Да, я вчера говорила подруге, что моя тетя скряга. Да, я ем убитых зверюшек. Да, мне нужно пойти к учительнице и побороться за права Вани, которого назвали тупицей. Но у меня нет на это сил, я работаю, малыш! Я прихожу домой, а там – котлетки из этих самых зверюшек – а я хочу есть. И учительница скоро ляжет спать. И с тетей ничего не случится оттого, что мы с подругой немного о ней посудачили.

В глазах моего ребенка – ужас. Он не понимает моих компромиссов с совестью. Злословить – нельзя, терпеть несправедливость – нельзя, убивать зверюшек – нельзя! Все это можно объяснить, растолковать, оправдать, но ведь все это – зло! И несмотря на усталость, желание лечь и посмотреть фильм перед сном – я смотрю в глаза этому маленькому бескомпромиссному человечку – и понимаю, что так легко не отделаться. Мне нужно или меняться, или не говорить ему этих лишних слов о том, что хорошо, а что плохо.

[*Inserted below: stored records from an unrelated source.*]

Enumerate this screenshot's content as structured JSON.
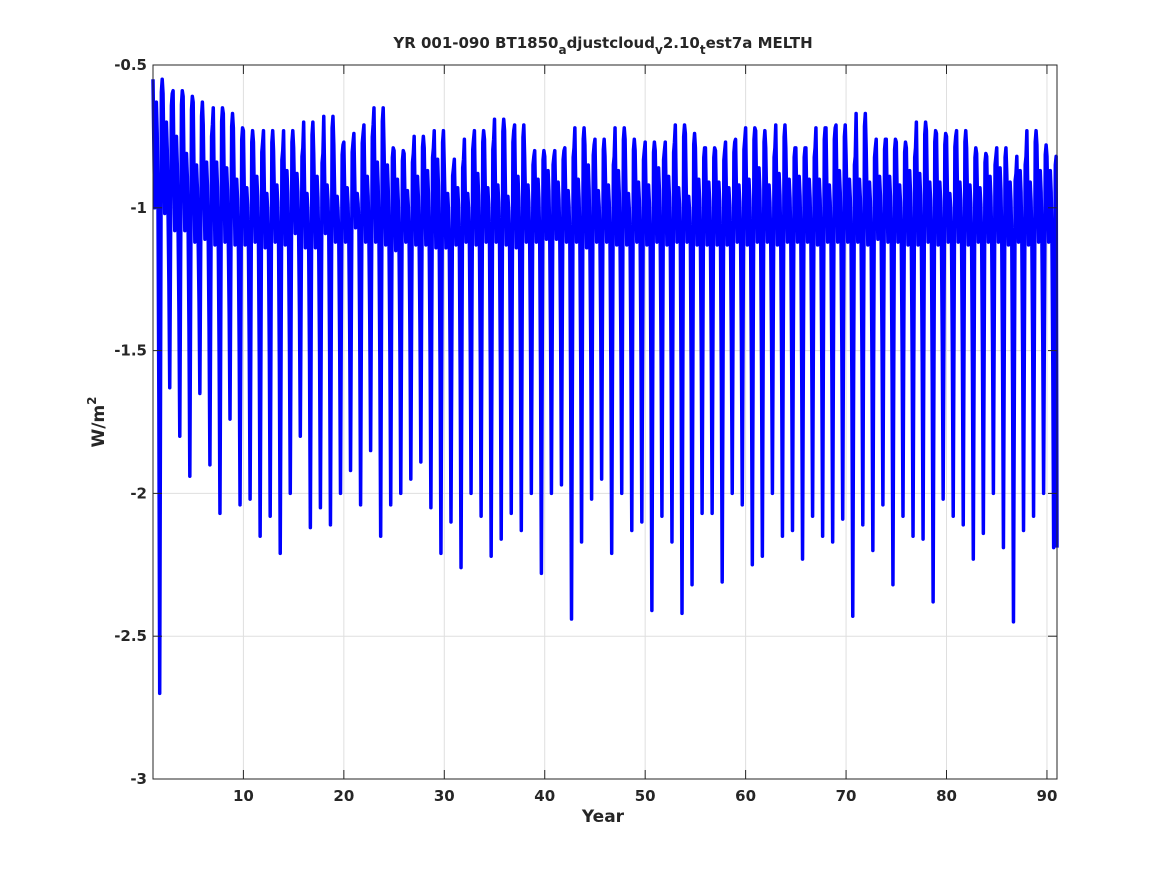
{
  "chart_data": {
    "type": "line",
    "title_parts": [
      {
        "text": "YR 001-090 BT1850",
        "sub": false
      },
      {
        "text": "a",
        "sub": true
      },
      {
        "text": "djustcloud",
        "sub": false
      },
      {
        "text": "v",
        "sub": true
      },
      {
        "text": "2.10",
        "sub": false
      },
      {
        "text": "t",
        "sub": true
      },
      {
        "text": "est7a MELTH",
        "sub": false
      }
    ],
    "xlabel": "Year",
    "ylabel": "W/m",
    "ylabel_superscript": "2",
    "xlim": [
      1,
      91
    ],
    "ylim": [
      -3,
      -0.5
    ],
    "xticks": [
      10,
      20,
      30,
      40,
      50,
      60,
      70,
      80,
      90
    ],
    "xtick_labels": [
      "10",
      "20",
      "30",
      "40",
      "50",
      "60",
      "70",
      "80",
      "90"
    ],
    "yticks": [
      -0.5,
      -1,
      -1.5,
      -2,
      -2.5,
      -3
    ],
    "ytick_labels": [
      "-0.5",
      "-1",
      "-1.5",
      "-2",
      "-2.5",
      "-3"
    ],
    "grid": true,
    "line_color": "#0000ff",
    "samples_per_year": 12,
    "annual_peak1": [
      -0.55,
      -0.6,
      -0.59,
      -0.61,
      -0.63,
      -0.71,
      -0.65,
      -0.67,
      -0.72,
      -0.73,
      -0.77,
      -0.73,
      -0.8,
      -0.73,
      -0.79,
      -0.7,
      -0.81,
      -0.68,
      -0.78,
      -0.77,
      -0.74,
      -0.71,
      -0.65,
      -0.79,
      -0.8,
      -0.81,
      -0.75,
      -0.79,
      -0.73,
      -0.86,
      -0.83,
      -0.76,
      -0.73,
      -0.76,
      -0.69,
      -0.73,
      -0.71,
      -0.82,
      -0.8,
      -0.82,
      -0.8,
      -0.79,
      -0.72,
      -0.78,
      -0.76,
      -0.82,
      -0.72,
      -0.76,
      -0.8,
      -0.77,
      -0.8,
      -0.77,
      -0.71,
      -0.74,
      -0.79,
      -0.79,
      -0.8,
      -0.77,
      -0.76,
      -0.72,
      -0.73,
      -0.79,
      -0.71,
      -0.79,
      -0.79,
      -0.79,
      -0.72,
      -0.72,
      -0.71,
      -0.82,
      -0.67,
      -0.79,
      -0.76,
      -0.76,
      -0.77,
      -0.79,
      -0.7,
      -0.73,
      -0.74,
      -0.75,
      -0.73,
      -0.79,
      -0.81,
      -0.82,
      -0.79,
      -0.88,
      -0.82,
      -0.73,
      -0.78,
      -0.82
    ],
    "annual_peak2": [
      -0.63,
      -0.7,
      -0.75,
      -0.81,
      -0.85,
      -0.84,
      -0.84,
      -0.86,
      -0.9,
      -0.93,
      -0.89,
      -0.95,
      -0.92,
      -0.87,
      -0.88,
      -0.95,
      -0.89,
      -0.92,
      -0.96,
      -0.93,
      -0.95,
      -0.89,
      -0.84,
      -0.85,
      -0.9,
      -0.94,
      -0.89,
      -0.87,
      -0.83,
      -0.95,
      -0.93,
      -0.95,
      -0.88,
      -0.93,
      -0.92,
      -0.96,
      -0.89,
      -0.92,
      -0.9,
      -0.87,
      -0.91,
      -0.94,
      -0.9,
      -0.85,
      -0.94,
      -0.92,
      -0.87,
      -0.95,
      -0.91,
      -0.92,
      -0.86,
      -0.89,
      -0.93,
      -0.96,
      -0.9,
      -0.91,
      -0.91,
      -0.93,
      -0.92,
      -0.9,
      -0.86,
      -0.92,
      -0.88,
      -0.9,
      -0.89,
      -0.9,
      -0.9,
      -0.92,
      -0.87,
      -0.9,
      -0.9,
      -0.91,
      -0.89,
      -0.89,
      -0.92,
      -0.87,
      -0.88,
      -0.91,
      -0.91,
      -0.95,
      -0.91,
      -0.92,
      -0.93,
      -0.89,
      -0.86,
      -0.91,
      -0.87,
      -0.91,
      -0.87,
      -0.87
    ],
    "annual_shallow_min": [
      -1.0,
      -1.02,
      -1.08,
      -1.08,
      -1.12,
      -1.11,
      -1.13,
      -1.12,
      -1.13,
      -1.13,
      -1.12,
      -1.14,
      -1.12,
      -1.13,
      -1.09,
      -1.14,
      -1.14,
      -1.09,
      -1.12,
      -1.12,
      -1.07,
      -1.12,
      -1.12,
      -1.13,
      -1.15,
      -1.12,
      -1.13,
      -1.13,
      -1.14,
      -1.14,
      -1.13,
      -1.12,
      -1.13,
      -1.12,
      -1.12,
      -1.13,
      -1.14,
      -1.12,
      -1.12,
      -1.11,
      -1.11,
      -1.12,
      -1.12,
      -1.14,
      -1.12,
      -1.12,
      -1.13,
      -1.13,
      -1.12,
      -1.13,
      -1.12,
      -1.13,
      -1.12,
      -1.12,
      -1.13,
      -1.13,
      -1.13,
      -1.13,
      -1.12,
      -1.13,
      -1.12,
      -1.12,
      -1.13,
      -1.12,
      -1.12,
      -1.12,
      -1.13,
      -1.12,
      -1.12,
      -1.12,
      -1.12,
      -1.13,
      -1.11,
      -1.12,
      -1.12,
      -1.13,
      -1.13,
      -1.12,
      -1.13,
      -1.12,
      -1.12,
      -1.13,
      -1.12,
      -1.12,
      -1.12,
      -1.13,
      -1.12,
      -1.13,
      -1.12,
      -1.12
    ],
    "annual_trough": [
      -2.7,
      -1.63,
      -1.8,
      -1.94,
      -1.65,
      -1.9,
      -2.07,
      -1.74,
      -2.04,
      -2.02,
      -2.15,
      -2.08,
      -2.21,
      -2.0,
      -1.8,
      -2.12,
      -2.05,
      -2.11,
      -2.0,
      -1.92,
      -2.04,
      -1.85,
      -2.15,
      -2.04,
      -2.0,
      -1.95,
      -1.89,
      -2.05,
      -2.21,
      -2.1,
      -2.26,
      -2.0,
      -2.08,
      -2.22,
      -2.16,
      -2.07,
      -2.13,
      -2.0,
      -2.28,
      -2.0,
      -1.97,
      -2.44,
      -2.17,
      -2.02,
      -1.95,
      -2.21,
      -2.0,
      -2.13,
      -2.1,
      -2.41,
      -2.08,
      -2.17,
      -2.42,
      -2.32,
      -2.07,
      -2.07,
      -2.31,
      -2.0,
      -2.04,
      -2.25,
      -2.22,
      -2.0,
      -2.15,
      -2.13,
      -2.23,
      -2.08,
      -2.15,
      -2.17,
      -2.09,
      -2.43,
      -2.11,
      -2.2,
      -2.04,
      -2.32,
      -2.08,
      -2.15,
      -2.16,
      -2.38,
      -2.02,
      -2.08,
      -2.11,
      -2.23,
      -2.14,
      -2.0,
      -2.19,
      -2.45,
      -2.13,
      -2.08,
      -2.0,
      -2.19
    ]
  }
}
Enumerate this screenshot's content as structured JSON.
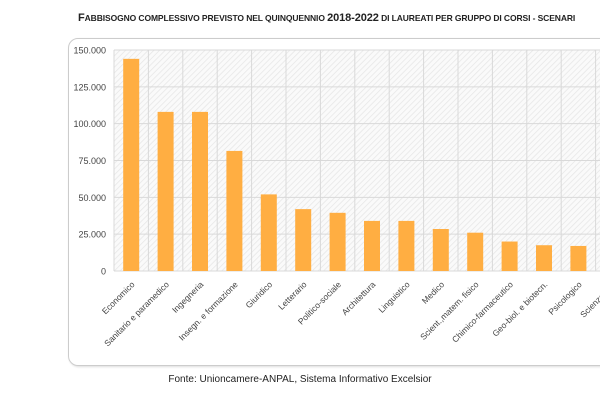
{
  "chart_data": {
    "type": "bar",
    "title_parts": [
      "F",
      "ABBISOGNO COMPLESSIVO PREVISTO NEL QUINQUENNIO ",
      "2018-2022",
      " DI LAUREATI PER GRUPPO DI CORSI - SCENARI"
    ],
    "categories": [
      "Economico",
      "Sanitario e paramedico",
      "Ingegneria",
      "Insegn. e formazione",
      "Giuridico",
      "Letterario",
      "Politico-sociale",
      "Architettura",
      "Linguistico",
      "Medico",
      "Scient.,matem. fisico",
      "Chimico-farmaceutico",
      "Geo-biol. e biotecn.",
      "Psicologico",
      "Scienze mot"
    ],
    "values": [
      144000,
      108000,
      108000,
      81500,
      52000,
      42000,
      39500,
      34000,
      34000,
      28500,
      26000,
      20000,
      17500,
      17000,
      null
    ],
    "yticks": [
      "0",
      "25.000",
      "50.000",
      "75.000",
      "100.000",
      "125.000",
      "150.000"
    ],
    "ylim": [
      0,
      150000
    ],
    "grid": true,
    "colors": {
      "bar": "#FFAE42",
      "grid": "#d9d9d9"
    }
  },
  "source": "Fonte: Unioncamere-ANPAL, Sistema Informativo Excelsior"
}
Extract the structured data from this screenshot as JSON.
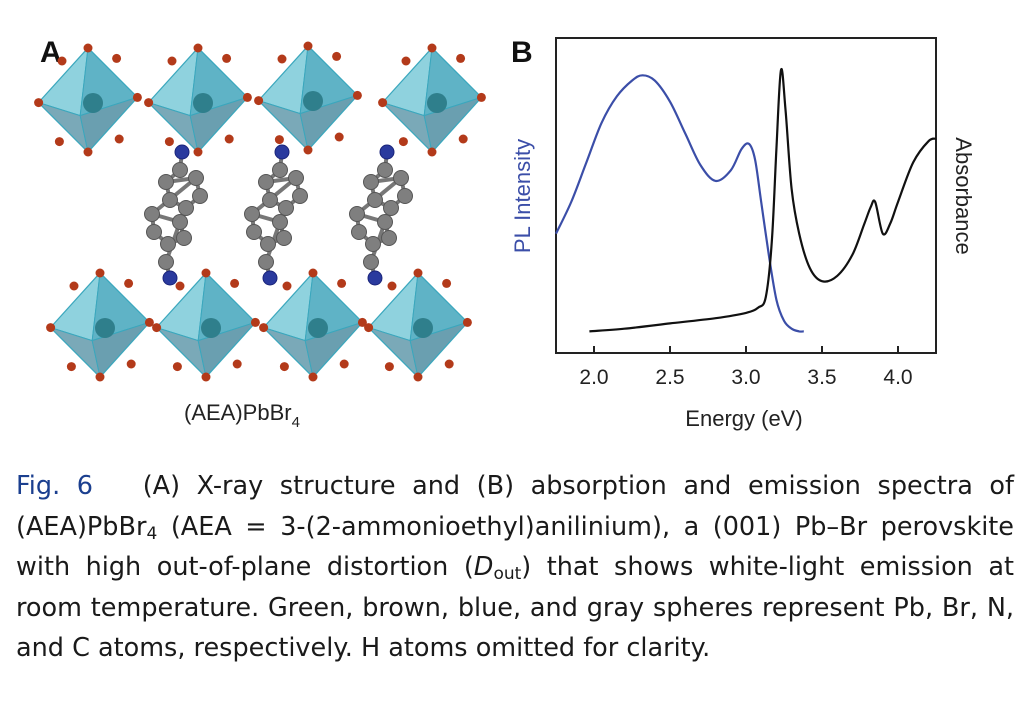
{
  "panel_a": {
    "label": "A",
    "compound_label_main": "(AEA)PbBr",
    "compound_label_sub": "4"
  },
  "panel_b": {
    "label": "B",
    "left_axis_label": "PL Intensity",
    "right_axis_label": "Absorbance",
    "x_axis_label": "Energy (eV)"
  },
  "chart_data": {
    "type": "line",
    "xlabel": "Energy (eV)",
    "ylabel_left": "PL Intensity",
    "ylabel_right": "Absorbance",
    "xlim": [
      1.75,
      4.25
    ],
    "x_ticks": [
      "2.0",
      "2.5",
      "3.0",
      "3.5",
      "4.0"
    ],
    "y_ticks_shown": false,
    "grid": false,
    "series": [
      {
        "name": "PL Intensity",
        "color": "#3b4ea8",
        "axis": "left",
        "x": [
          1.75,
          1.85,
          1.95,
          2.05,
          2.15,
          2.25,
          2.32,
          2.4,
          2.5,
          2.6,
          2.7,
          2.8,
          2.9,
          2.97,
          3.02,
          3.06,
          3.1,
          3.15,
          3.2,
          3.25,
          3.3,
          3.35,
          3.38
        ],
        "y": [
          0.38,
          0.5,
          0.65,
          0.8,
          0.9,
          0.96,
          0.98,
          0.96,
          0.88,
          0.76,
          0.64,
          0.58,
          0.62,
          0.7,
          0.72,
          0.66,
          0.5,
          0.3,
          0.13,
          0.05,
          0.02,
          0.01,
          0.01
        ]
      },
      {
        "name": "Absorbance",
        "color": "#111111",
        "axis": "right",
        "x": [
          1.97,
          2.2,
          2.5,
          2.8,
          3.0,
          3.08,
          3.13,
          3.17,
          3.2,
          3.23,
          3.26,
          3.3,
          3.35,
          3.42,
          3.5,
          3.6,
          3.7,
          3.78,
          3.82,
          3.85,
          3.9,
          3.95,
          4.0,
          4.1,
          4.2,
          4.25
        ],
        "y": [
          0.01,
          0.02,
          0.04,
          0.06,
          0.08,
          0.1,
          0.14,
          0.35,
          0.7,
          1.0,
          0.85,
          0.55,
          0.38,
          0.25,
          0.2,
          0.22,
          0.3,
          0.42,
          0.48,
          0.5,
          0.38,
          0.42,
          0.5,
          0.65,
          0.73,
          0.74
        ]
      }
    ]
  },
  "caption": {
    "fig_label": "Fig. 6",
    "text_1": "(A) X-ray structure and (B) absorption and emission spectra of (AEA)PbBr",
    "sub_1": "4",
    "text_2": " (AEA = 3-(2-ammonioethyl)anilinium), a (001) Pb–Br perovskite with high out-of-plane distortion (",
    "d_main": "D",
    "d_sub": "out",
    "text_3": ") that shows white-light emission at room temperature. Green, brown, blue, and gray spheres represent Pb, Br, N, and C atoms, respectively. H atoms omitted for clarity."
  }
}
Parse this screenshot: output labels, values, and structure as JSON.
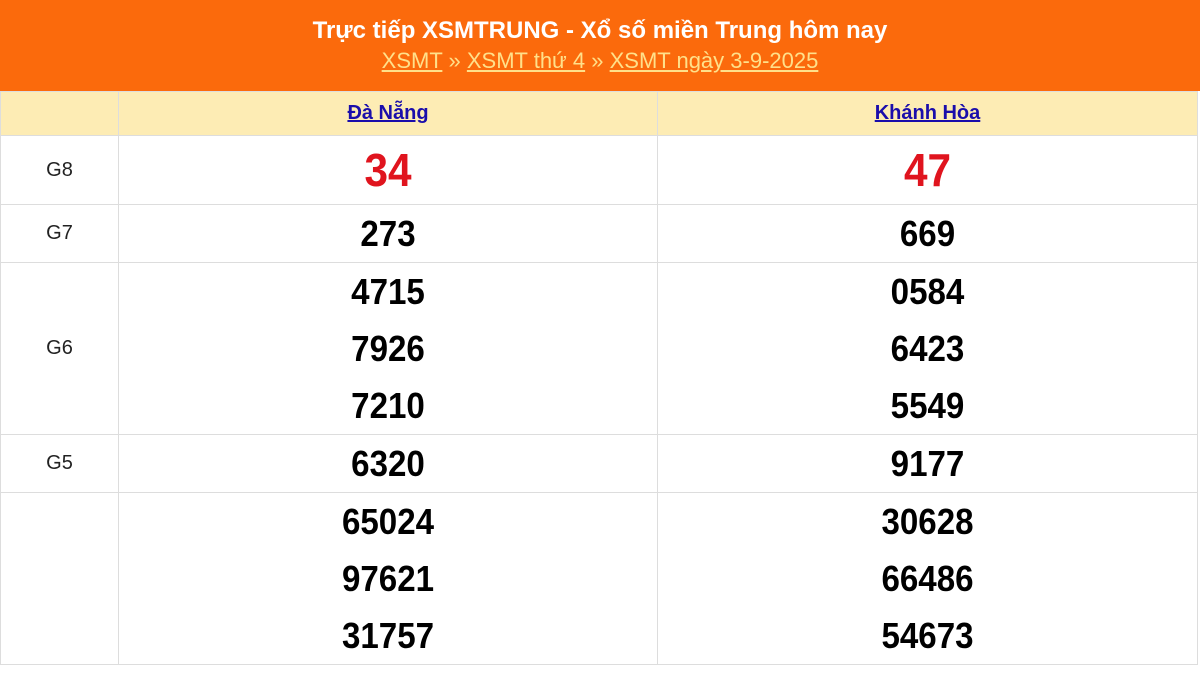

И вот в этот момент я понимаю, что имел в виду Господь под словами: будьте как дети. Не только их наивность и чистоту восприятия имел Он в виду. Все гораздо серьезнее: дети не принимают растворов, смесей, компромиссов. Самое главное в них – и это, к сожалению, скорее всего, пройдет – их чистый ужас перед злом. Во всех его проявлениях.

Нет, мы уже не станем как дети. На это ушло бы слишком много сил. Но мы можем прислушиваться к этим тонким приемникам. И стараться опознавать компонент зла в том ежедневном растворе, который составляет нашу жизнь. И может быть, хотя бы иногда вспоминать тот самый – чистый ужас, который испытывали когда-то и мы…

Карлуша

Его все друзья и родственники звали Карлуша. На самом деле он был Карл. Редактор детского издательства. А для нас – Карлуша. Он играл на гитаре, писал песни и любил собирать дома друзей. Домик у них с женой Светланочкой, отличной детской писательницей, был махонький – и занимали они только половину. По сути – две комнаты, сверху и снизу, и кухонька. Я даже не задумывалась о том, что главные редактора издательств должны жить в больших и красивых домах.

Мне было шестнадцать, и для меня и так все было красиво. И то, как Карлуша играл на гитаре, и стихи, которые посвящал любимой жене. И прекрасные компании по праздникам за столом: все пели, читали стихи, шутили… Я считала за честь сидеть с такими взрослыми, талантливыми, знаменитыми людьми. Я не спала ночь, готовя свое выступление за столом. И Господи, как же я густо краснела от счастья, когда Карлуша со Светланочкой начинали нежно мной восхищаться, а остальные великие люди – подхватывали. Сердце билось. Это были мои первые публичные признания.